Sumber daya stock/stock atau sumber daya
alam yang tak dimanfaatkan, ketersediaannya tidak bervariasi secara nyata
menurut waktu atau ketersediaan sumber tersebut tidak bertambah atau tidak
berkurang menurut waktu. Jadi setiap
bentuk pemanfaatan sumber daya tersebut saat sekarang akan menurunkan
ketersediaannya dalam contoh minyak bumi, batu bara, gas bumi, emas, dan barang
tambang lainnya.
b.
Sumber daya flow dapat berupa sumber
daya dengan zone kritis/with critianl zona seperti hutan, ikan, satwa liar dan
tanah yang semuanya dapat menjadi habis jika pemanenanya melebihi daya produksi
atau melampaui batas kritis populasi yang disyaratkan. Aspek pengolaannya
merupakan hal yang sangat penting mengingat sumber daya alam jenis ini dapat
dipebaruhi jika pengolaanya dengan cara yang tepat. Contoh hutan, ikan, satwa
liar, tanah serta tanaman.
c.
Sumber daya flow yang tidak mempunyai
zone ini manfaatnya dapat diperoleh tidak terbatas menurut waktu akan terdapat
flow yang permanen atau disebut juga sumber daya yang tidak akan habis. Contoh
sinar matahari, angin, udara dan ombak laut.

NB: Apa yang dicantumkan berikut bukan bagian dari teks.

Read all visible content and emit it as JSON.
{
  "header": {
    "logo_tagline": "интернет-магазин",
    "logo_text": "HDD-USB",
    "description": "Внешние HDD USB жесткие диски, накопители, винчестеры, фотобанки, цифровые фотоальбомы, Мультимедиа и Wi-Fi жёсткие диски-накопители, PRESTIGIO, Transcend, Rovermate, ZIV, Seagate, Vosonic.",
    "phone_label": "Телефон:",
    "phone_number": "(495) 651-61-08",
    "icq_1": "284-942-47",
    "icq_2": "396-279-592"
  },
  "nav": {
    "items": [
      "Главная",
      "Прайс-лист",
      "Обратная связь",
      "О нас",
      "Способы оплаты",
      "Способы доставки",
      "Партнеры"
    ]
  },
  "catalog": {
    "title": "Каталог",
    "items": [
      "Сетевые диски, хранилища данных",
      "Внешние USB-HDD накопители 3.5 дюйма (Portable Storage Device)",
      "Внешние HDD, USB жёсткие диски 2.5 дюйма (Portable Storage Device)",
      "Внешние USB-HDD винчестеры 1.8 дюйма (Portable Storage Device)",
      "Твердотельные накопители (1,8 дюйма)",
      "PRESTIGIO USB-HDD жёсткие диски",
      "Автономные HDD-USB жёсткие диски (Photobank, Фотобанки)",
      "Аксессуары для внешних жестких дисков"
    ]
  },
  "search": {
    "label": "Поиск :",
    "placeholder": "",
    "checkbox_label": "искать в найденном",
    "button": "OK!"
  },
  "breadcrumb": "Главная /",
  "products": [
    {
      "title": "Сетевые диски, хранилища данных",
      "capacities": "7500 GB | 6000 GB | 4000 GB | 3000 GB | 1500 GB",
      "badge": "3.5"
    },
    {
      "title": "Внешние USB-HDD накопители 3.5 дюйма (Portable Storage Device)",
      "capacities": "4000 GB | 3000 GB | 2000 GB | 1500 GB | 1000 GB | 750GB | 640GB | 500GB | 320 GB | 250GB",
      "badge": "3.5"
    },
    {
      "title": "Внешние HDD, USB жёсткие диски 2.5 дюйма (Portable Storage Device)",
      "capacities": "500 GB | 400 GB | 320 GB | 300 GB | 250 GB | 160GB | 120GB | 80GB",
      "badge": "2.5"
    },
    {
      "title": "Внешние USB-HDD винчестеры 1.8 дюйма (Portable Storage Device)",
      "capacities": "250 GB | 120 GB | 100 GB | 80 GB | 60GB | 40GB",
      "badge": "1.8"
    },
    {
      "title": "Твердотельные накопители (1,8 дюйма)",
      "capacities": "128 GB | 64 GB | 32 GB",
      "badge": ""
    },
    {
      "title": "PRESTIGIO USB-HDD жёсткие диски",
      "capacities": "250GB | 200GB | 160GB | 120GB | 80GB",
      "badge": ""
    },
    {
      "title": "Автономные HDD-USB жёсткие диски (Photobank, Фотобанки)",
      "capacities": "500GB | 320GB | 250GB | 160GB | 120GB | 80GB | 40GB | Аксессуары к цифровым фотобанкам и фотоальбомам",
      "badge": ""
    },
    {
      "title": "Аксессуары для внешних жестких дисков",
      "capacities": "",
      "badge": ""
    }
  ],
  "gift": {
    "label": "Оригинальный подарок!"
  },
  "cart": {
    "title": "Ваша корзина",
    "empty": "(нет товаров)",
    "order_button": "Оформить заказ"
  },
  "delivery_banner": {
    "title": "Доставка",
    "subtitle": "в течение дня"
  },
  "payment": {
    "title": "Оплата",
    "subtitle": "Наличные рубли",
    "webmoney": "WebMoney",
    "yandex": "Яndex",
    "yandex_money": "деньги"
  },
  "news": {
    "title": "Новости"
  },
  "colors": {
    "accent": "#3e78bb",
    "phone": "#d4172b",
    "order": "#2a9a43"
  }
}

6.1.2. Sumber daya manusia
Sumber daya manusia adalah fungsi
manusia untuk memenuhi kebutuhannya dengan kemampuan yang ada padanya. Karena
emasipasi manusia maka ia dapat memanfaatkan sumber daya alam untuk memenuhi
kebutuhannya termasuk kebudayaannya.
Untuk mencapai kesejateraan dan
makmuran harus diisi kebutuhan – kebutuhan diperlukan termasuk kebudayaan yang
juga tersedia dilingkungan berupa sember daya alam. Manusia harus meningkatkan
pontesi fungsinya untuk memenuhi kebutuhan sesuai dengan kemampuan seni dan
ilmu yang dimilikinya.
Namun demikian alam tidak
menyediakan semua yang diinginkan oleh manusia dengan mudah, bahkan terdapat
penghambat yang ditemukan manusia ini dapat dibagi menjadi :
a.
Resistensi yang berasal dari alam
Alam memiliki
resistensi yang harus diatasi manusia, jika manusia ingin memperoleh manfaat
yang optimal dari alam. Resistensi yang berasal dari ala mini terdiri dari
banjir, kebakaran, kekeringan, serangan hama/penyakit, lokasi yang sukar
dicapai.
b.
Resistensi yang berasal dari manusia
sendiri.
Terdiri dari kurang
melihat kedepan, misalnya manajemen, kebodohan dan ketamakan. Dengan
berkembangnya peradapan industry modern ditambah dengan tekanan penduduk, maka
kesulitan semangkin konpleks.
Untuk mengatasi semua resistensi tersebut baik yang
berasal dari alam maupun yang berasal dari manusia, maka manusia harus
mengembangkan kemampuan yang dimilikinya melalui pendidikan, latihan
pengalaman, perbaikan kesehatan dan lain – lain. Dengan kebudayaan yang ada,
manusia dapat menghasilkan alat untuk membantu menghasilkan barang kebutuhan
manusia. Dengan terpenuhinya semua kebutuhan yang diperlukan manusia untuk
mencapai kesejateraan dan kemakmuran, maka tercapai tujuan hidup manusia.
6.2.
Peran Pertanian dalam Sektor Ekonomi
Selama periode sepuluh tahun terakhir kontribusi pertanian
terhadap pendapatan nasional atau PDB Indonesia mengalami penurunan dari
sekitar 50% pada tahun 60-an menjadi 20,2% pada tahun 1997. Pada tahun 1998
kontribusi sector pertanian terhadap pendapatan PDB secara absolute masih
menurun, walaupun sector pertanian merupakan satu-satunya sector ekonomi yang
mengalami pertumbuhan (0,26%), diantara perpaduan seluruh sektor ekonomi yang
mencapai minus 14%.(data kontribusi pertanian-PDB)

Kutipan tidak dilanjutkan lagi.